The following comment, which illustrates the point, was left at our survey a few
days ago: “I only work for two AMCs right now and am trying them out. They seem
to have it down pretty well as they are owned by a professional appraiser and
hand-select the clients they work with. For one, good quality is important, for
the other they are time and price sensitive but offer a pretty complete review
process and offer some good comments regarding the points in the appraisals.
Their philosophy for doing business is a good one as well. I end up telling them
when I need more time to do the job right. Some of my answers (on the survey)
were regarding AMCs that I worked with in the past. As I don't bend on fees or
turn-time, they go somewhere else, which is fine with me. I prefer to do
litigation work where the fee is not an issue and I make a great living in half
the time.”
Pressure Remains
While most appraisers report a slackening of “pressure
to make a deal work” since HVCC, the issue is far from resolved. According to
survey results, which will be reported in the upcoming WRE, over half of the
appraisers working with AMCs report that they continue to feel pressure to make
deals work at least some of the time.
For their part, representatives from various AMCs defended their business
practices and their quality standards. Representatives from several AMCs told
WRE that they were at the conference to recruit appraisers face to face because
they want the best, even though they have more than enough applicants on file.
Fannie Mae Collecting Your Data
Sue Potteiger, collateral risk manager at Fannie
Mae, announced details of Fannie’s new Collateral Data Delivery (CDD) system,
which will mine several pieces of information from appraisal reports, including
property address, value conclusion and the appraiser’s license number. The
reason: transparency; Fannie’s been burned and doesn’t want it to happen again.

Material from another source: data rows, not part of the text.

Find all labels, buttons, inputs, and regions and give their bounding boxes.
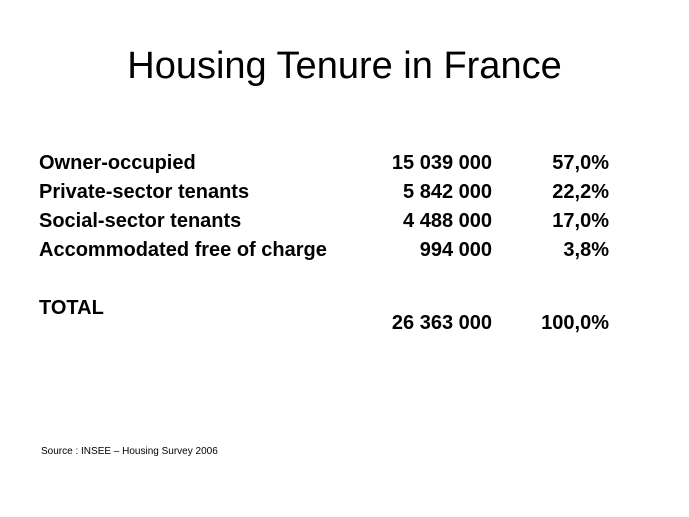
table-row: Accommodated free of charge 994 000 3,8% (0, 236, 689, 265)
slide-title: Housing Tenure in France (127, 45, 562, 87)
tenure-table: Owner-occupied 15 039 000 57,0% Private-… (0, 149, 689, 265)
source-note: Source : INSEE – Housing Survey 2006 (41, 446, 218, 457)
household-count: 994 000 (419, 239, 492, 261)
total-share: 100,0% (541, 312, 609, 334)
share-percent: 17,0% (552, 210, 609, 232)
household-count: 4 488 000 (403, 210, 492, 232)
household-count: 15 039 000 (391, 152, 492, 174)
total-row: TOTAL 26 363 000 100,0% (0, 294, 689, 354)
table-row: Private-sector tenants 5 842 000 22,2% (0, 178, 689, 207)
tenure-label: Accommodated free of charge (39, 239, 327, 261)
tenure-label: Social-sector tenants (39, 210, 242, 232)
share-percent: 22,2% (552, 181, 609, 203)
household-count: 5 842 000 (403, 181, 492, 203)
total-label: TOTAL (39, 297, 104, 319)
total-count: 26 363 000 (391, 312, 492, 334)
tenure-label: Private-sector tenants (39, 181, 250, 203)
table-row: Social-sector tenants 4 488 000 17,0% (0, 207, 689, 236)
share-percent: 3,8% (563, 239, 609, 261)
share-percent: 57,0% (552, 152, 609, 174)
table-row: Owner-occupied 15 039 000 57,0% (0, 149, 689, 178)
tenure-label: Owner-occupied (39, 152, 196, 174)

The reports will be submitted by the lender, not the appraiser, and will be in
the XML format, which is part of Fannie’s new data delivery requirements
beginning next year.
Future is Analysis
Several exciting presentations reinforced what the visionaries have been
saying for years- that the future of appraising is data gathering and analysis
and not form filling. New software from Bradford Technologies,
CompCruncher,
and others are supporting this push.